The existence of alternative splicing explains what would otherwise be something of a puzzle. You may remember reading in the news that when scientists sequenced the human genome, they found fewer genes than they expected: and one reason that they were expecting more is that they already knew that there were more proteins than the number of genes they counted. This is readily explained by the alternative splicing of genes; in fact, there is evidence that most human genes that have introns are alternatively spliced[6].
[edit] Selfish DNA
Some introns may also be, to some extent, selfish DNA. Consider what happens when a translocation adds an intron to a gene, or an insertion increases the length of an existing intron. Because the intron is going to be removed from this transcript, this shouldn't affect protein function.

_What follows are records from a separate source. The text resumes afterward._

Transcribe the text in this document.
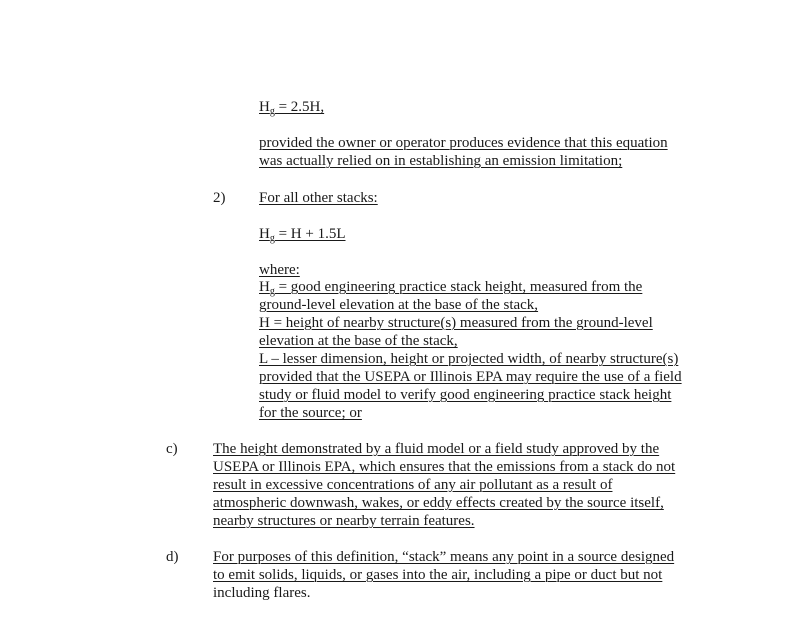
$H_g = 2.5H$,
provided the owner or operator produces evidence that this equation
was actually relied on in establishing an emission limitation;
2) For all other stacks:
$H_g = H + 1.5L$
where:
$H_g$ = good engineering practice stack height, measured from the
ground-level elevation at the base of the stack,
H = height of nearby structure(s) measured from the ground-level
elevation at the base of the stack,
L – lesser dimension, height or projected width, of nearby structure(s)
provided that the USEPA or Illinois EPA may require the use of a field
study or fluid model to verify good engineering practice stack height
for the source; or
c) The height demonstrated by a fluid model or a field study approved by the
USEPA or Illinois EPA, which ensures that the emissions from a stack do not
result in excessive concentrations of any air pollutant as a result of
atmospheric downwash, wakes, or eddy effects created by the source itself,
nearby structures or nearby terrain features.
d) For purposes of this definition, “stack” means any point in a source designed
to emit solids, liquids, or gases into the air, including a pipe or duct but not
including flares.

It will come at a slight cost to the organism, because it adds nucleotides to the DNA that have to be copied in DNA replication; and also it adds ribonucleotides to the mRNA that gets transcribed, and these processes have a metabolic cost. However, considering the vast number of nucleotides already being copied and transcribed, the difference is minimal, and this cost would be almost invisible to natural selection. Such near-neutral mutations can therefore survive in the gene pool, and may go on to be fixed in the gene pool by genetic drift.
Note that these explanations of the role of introns are not exclusive: some introns facilitate alternative gene splicing, some introns, although not alternatively spliced, may still enhance the outcomes of recombination by dividing the gene into exons coding for domains, and some may be there for no particular reason except that natural selection permits it.